Actualisé 25.03.2008 à 21:29

La vidéo surveillance divise les candidats

Avant les élections communales neuchâteloises du 27 avril, «20 minutes» évoque les thèmes de la campagne avec des candidats. Aujourd'hui: les caméras de sécurité.

«Au sein de notre parti, nous sommes partagés entre le respect de la liberté indiduelle et le droit à la sécurité», explique Alain Ribaud, candidat à l'exécutif du centre-ville au sein du Parti libéral, apparenté aux radicaux: «A mon avis, l'installation de quelques caméras permettrait de réduire notamment les tags qui fleurissent en ville. J'y suis donc plutôt favorable, dans le sens où la présence de caméras joue un rôle dissuasif». Avis clairement partagé par Steven Bill, candidat UDC à Neuchâtel: «Il ne s'agit pas d'en installer partout, mais dans les zones que je dirais «criminogènes», comme la place Pury à Neuchâtel.»

«Il n'y aucune preuve de l'utilité d'un tel système», répond le socialiste Matthieu Béguelin, candidat au législatif du chef-lieu: «Nous préférons investir dans la prévention, pour que des déprédations ne soient pas commises, plutôt que de chercher à savoir qui les a commises. Nous sommes aussi favorables à une police de proximité, trop peu présente actuellement au centre-ville, notamment le week-end.»

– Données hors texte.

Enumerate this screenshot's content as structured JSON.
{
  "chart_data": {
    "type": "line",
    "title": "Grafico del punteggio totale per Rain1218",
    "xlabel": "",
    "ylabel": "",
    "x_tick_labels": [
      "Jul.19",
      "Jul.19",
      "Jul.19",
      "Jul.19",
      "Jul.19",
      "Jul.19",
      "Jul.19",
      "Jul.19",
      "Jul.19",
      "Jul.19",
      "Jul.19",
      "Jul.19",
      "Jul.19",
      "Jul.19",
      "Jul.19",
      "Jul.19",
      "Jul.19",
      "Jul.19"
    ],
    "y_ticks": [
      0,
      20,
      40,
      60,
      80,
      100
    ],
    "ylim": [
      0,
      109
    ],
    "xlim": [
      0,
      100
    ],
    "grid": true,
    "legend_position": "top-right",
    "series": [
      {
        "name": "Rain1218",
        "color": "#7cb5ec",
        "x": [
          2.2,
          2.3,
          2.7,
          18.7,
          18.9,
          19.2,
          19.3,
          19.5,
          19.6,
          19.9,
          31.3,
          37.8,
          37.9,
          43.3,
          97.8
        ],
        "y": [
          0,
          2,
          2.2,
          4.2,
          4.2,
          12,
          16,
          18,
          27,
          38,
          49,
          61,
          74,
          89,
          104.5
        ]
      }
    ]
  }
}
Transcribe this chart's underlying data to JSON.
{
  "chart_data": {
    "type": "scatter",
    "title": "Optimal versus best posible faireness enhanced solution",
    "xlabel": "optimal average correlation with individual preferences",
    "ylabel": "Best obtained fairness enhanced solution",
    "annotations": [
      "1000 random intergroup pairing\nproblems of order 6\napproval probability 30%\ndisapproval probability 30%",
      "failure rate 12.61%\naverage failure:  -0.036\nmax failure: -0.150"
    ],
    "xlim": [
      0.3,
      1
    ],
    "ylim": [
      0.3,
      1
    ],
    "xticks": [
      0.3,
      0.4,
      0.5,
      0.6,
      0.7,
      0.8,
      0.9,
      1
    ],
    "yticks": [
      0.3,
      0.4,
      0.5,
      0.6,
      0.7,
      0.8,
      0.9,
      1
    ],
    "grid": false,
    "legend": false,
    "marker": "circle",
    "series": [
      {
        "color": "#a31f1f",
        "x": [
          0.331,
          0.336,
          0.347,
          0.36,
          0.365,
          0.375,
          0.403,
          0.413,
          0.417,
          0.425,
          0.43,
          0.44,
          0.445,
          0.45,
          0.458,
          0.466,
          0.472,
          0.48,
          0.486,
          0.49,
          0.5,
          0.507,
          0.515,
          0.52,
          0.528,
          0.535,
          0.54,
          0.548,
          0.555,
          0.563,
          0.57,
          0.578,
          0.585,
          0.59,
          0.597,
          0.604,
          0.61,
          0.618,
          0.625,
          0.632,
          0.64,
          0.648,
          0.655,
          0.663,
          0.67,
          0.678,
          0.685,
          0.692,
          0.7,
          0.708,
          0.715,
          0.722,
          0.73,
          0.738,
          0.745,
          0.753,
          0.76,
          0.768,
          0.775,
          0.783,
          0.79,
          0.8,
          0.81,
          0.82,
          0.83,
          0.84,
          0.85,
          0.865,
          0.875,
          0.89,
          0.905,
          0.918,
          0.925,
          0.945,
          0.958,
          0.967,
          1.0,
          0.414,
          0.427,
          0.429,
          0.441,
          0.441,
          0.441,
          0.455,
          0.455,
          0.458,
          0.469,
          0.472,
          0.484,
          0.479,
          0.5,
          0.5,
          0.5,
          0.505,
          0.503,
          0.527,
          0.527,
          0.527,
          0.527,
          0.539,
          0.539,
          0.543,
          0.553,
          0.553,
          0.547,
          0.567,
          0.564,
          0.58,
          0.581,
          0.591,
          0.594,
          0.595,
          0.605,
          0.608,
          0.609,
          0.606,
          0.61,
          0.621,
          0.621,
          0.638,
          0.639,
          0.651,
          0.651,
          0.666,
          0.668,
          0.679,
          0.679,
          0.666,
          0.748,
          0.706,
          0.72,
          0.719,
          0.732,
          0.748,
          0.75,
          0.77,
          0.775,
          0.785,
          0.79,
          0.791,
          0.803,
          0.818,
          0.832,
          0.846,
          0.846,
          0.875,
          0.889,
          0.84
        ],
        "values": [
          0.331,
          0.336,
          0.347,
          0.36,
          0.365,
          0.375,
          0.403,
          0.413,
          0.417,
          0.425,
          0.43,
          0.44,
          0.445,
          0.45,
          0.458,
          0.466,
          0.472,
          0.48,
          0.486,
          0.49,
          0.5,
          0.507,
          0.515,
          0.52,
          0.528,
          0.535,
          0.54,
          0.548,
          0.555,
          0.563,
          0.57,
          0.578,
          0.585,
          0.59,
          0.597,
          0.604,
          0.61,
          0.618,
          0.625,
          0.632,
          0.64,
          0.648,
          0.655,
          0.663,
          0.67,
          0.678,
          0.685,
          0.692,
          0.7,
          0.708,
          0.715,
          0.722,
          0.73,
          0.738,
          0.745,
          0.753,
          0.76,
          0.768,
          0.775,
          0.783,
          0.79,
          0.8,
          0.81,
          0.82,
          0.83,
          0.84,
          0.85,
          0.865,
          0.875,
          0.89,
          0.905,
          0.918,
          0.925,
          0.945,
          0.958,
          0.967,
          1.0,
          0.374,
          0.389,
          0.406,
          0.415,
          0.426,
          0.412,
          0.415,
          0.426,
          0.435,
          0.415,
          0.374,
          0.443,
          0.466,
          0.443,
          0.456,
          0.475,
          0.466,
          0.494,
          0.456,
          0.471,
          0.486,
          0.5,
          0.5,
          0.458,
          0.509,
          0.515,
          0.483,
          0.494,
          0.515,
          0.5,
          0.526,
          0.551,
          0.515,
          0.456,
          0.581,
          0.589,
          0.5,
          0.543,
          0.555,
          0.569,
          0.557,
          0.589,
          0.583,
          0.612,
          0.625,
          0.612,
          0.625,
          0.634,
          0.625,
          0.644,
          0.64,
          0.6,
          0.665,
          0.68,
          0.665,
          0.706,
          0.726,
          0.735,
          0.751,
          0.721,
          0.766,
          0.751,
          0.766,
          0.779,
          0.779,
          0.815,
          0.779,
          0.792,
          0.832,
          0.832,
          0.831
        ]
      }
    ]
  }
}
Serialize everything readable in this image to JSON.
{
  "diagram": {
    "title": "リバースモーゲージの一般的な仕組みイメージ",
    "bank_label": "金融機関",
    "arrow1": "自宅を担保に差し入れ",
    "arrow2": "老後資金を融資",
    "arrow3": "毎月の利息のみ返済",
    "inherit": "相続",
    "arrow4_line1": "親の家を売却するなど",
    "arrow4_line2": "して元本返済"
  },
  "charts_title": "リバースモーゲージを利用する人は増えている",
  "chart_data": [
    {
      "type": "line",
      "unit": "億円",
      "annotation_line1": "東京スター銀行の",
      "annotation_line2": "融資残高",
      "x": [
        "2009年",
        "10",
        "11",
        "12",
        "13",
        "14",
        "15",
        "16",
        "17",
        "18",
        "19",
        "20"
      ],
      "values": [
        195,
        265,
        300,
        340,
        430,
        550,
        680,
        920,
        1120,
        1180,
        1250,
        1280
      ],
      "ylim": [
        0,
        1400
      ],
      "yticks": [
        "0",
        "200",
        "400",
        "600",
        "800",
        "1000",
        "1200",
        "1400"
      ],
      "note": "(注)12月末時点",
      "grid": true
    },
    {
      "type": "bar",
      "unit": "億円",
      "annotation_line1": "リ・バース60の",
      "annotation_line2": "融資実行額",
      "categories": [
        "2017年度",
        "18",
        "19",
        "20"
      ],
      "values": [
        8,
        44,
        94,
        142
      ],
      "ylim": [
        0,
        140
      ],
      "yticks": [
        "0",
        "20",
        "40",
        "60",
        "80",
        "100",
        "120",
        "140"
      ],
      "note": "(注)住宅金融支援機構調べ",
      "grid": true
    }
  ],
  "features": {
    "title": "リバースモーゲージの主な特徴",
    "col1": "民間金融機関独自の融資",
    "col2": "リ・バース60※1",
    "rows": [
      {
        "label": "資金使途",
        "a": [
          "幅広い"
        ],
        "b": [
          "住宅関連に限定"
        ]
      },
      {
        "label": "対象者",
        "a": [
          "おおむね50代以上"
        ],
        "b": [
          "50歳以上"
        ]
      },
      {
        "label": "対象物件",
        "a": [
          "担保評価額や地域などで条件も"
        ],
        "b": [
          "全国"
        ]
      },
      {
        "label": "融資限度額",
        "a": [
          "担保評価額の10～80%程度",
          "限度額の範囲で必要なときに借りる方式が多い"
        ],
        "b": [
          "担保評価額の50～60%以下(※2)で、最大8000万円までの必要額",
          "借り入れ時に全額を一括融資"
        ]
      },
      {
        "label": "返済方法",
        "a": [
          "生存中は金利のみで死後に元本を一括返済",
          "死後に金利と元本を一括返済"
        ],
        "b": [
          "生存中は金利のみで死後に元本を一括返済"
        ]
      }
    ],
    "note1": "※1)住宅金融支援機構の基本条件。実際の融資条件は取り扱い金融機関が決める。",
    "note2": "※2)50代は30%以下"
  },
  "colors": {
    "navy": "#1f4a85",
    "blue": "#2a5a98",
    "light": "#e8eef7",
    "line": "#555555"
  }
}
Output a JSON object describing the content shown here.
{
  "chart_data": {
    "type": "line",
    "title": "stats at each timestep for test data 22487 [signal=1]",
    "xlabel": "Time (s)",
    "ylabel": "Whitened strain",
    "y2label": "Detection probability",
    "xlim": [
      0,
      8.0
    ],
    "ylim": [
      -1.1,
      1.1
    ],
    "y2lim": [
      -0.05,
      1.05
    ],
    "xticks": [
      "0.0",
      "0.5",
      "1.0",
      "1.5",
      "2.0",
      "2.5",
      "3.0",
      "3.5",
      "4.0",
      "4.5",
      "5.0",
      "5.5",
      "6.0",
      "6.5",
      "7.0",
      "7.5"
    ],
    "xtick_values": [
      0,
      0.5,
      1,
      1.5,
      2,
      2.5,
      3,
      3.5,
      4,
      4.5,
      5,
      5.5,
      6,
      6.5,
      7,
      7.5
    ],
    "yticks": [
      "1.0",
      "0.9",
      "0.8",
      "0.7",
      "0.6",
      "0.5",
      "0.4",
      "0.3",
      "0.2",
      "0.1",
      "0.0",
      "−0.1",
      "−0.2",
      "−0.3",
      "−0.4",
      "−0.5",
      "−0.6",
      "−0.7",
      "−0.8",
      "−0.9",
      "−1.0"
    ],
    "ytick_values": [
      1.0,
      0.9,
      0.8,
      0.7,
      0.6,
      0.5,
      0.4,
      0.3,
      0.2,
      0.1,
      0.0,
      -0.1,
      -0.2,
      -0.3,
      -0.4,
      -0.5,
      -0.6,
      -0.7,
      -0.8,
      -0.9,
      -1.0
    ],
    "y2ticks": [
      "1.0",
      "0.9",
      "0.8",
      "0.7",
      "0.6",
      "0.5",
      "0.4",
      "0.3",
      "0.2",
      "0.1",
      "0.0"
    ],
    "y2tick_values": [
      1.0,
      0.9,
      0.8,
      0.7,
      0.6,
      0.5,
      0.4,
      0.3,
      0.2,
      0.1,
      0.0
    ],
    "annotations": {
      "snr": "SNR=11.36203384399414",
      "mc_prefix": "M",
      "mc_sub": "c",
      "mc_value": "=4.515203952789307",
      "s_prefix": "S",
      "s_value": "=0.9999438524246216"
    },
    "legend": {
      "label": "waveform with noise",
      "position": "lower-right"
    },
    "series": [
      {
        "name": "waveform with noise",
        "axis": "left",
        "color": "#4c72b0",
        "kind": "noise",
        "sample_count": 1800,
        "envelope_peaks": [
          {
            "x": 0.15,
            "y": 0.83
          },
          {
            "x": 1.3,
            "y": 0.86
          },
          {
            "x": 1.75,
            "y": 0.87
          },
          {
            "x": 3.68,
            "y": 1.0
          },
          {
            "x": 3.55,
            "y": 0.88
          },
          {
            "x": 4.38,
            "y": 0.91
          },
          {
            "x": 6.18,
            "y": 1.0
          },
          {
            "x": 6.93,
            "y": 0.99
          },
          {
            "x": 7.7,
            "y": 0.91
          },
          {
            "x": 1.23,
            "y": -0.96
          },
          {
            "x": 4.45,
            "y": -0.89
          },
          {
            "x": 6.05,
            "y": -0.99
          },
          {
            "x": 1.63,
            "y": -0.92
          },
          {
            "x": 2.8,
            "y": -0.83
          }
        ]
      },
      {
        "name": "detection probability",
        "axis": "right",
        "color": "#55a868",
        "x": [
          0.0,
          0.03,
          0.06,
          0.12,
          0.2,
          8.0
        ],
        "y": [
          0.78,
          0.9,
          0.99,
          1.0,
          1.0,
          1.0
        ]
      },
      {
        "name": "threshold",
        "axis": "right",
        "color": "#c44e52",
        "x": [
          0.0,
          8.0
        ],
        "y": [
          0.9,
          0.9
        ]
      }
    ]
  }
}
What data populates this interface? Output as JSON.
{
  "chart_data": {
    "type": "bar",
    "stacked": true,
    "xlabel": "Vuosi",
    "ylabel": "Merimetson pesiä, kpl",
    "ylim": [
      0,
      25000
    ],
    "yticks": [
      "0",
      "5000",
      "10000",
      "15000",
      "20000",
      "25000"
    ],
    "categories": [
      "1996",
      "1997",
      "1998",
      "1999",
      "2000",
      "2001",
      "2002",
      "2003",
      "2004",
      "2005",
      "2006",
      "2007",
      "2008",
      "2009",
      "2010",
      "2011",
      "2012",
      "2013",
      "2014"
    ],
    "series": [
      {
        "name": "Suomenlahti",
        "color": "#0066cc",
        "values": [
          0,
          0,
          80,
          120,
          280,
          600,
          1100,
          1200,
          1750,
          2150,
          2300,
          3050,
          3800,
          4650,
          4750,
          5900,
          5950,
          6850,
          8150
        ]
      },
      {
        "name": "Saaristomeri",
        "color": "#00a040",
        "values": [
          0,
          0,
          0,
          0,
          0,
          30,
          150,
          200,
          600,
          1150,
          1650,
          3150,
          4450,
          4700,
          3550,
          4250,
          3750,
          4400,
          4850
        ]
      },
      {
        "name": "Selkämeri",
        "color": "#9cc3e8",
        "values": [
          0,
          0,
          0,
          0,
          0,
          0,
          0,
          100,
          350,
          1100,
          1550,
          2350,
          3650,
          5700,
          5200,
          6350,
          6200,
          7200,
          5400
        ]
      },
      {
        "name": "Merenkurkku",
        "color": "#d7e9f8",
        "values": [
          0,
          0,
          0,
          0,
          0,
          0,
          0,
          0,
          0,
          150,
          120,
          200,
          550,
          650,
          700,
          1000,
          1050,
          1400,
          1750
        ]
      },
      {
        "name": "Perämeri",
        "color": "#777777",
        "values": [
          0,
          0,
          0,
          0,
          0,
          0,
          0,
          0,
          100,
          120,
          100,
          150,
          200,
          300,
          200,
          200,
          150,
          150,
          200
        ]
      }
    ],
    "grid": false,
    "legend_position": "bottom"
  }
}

«Si la caméra est là pour dissuader le délinquant, il ira simplement plus loin. La vidéosurveillance sert seulement à déplacer le problème», estime enfin Fabien Fivaz, candidat écologiste à La Chaux-de-Fonds.

Nando Luginbuhl

Sion prépare le terrain

La capitale valaisanne teste depuis le début du mois différents types de caméras. Plusieurs entreprises ont répondu à l’appel d’offres de la Municipalité. C’est pourquoi de nombreuses caméras sont installées au même endroit devant la gare. Un référendum avait été lancé par la gauche sédunoise contre la vidéosurveillance dans le domaine public, mais les référendaires n’ont pas réussi à recueillir assez de signatures.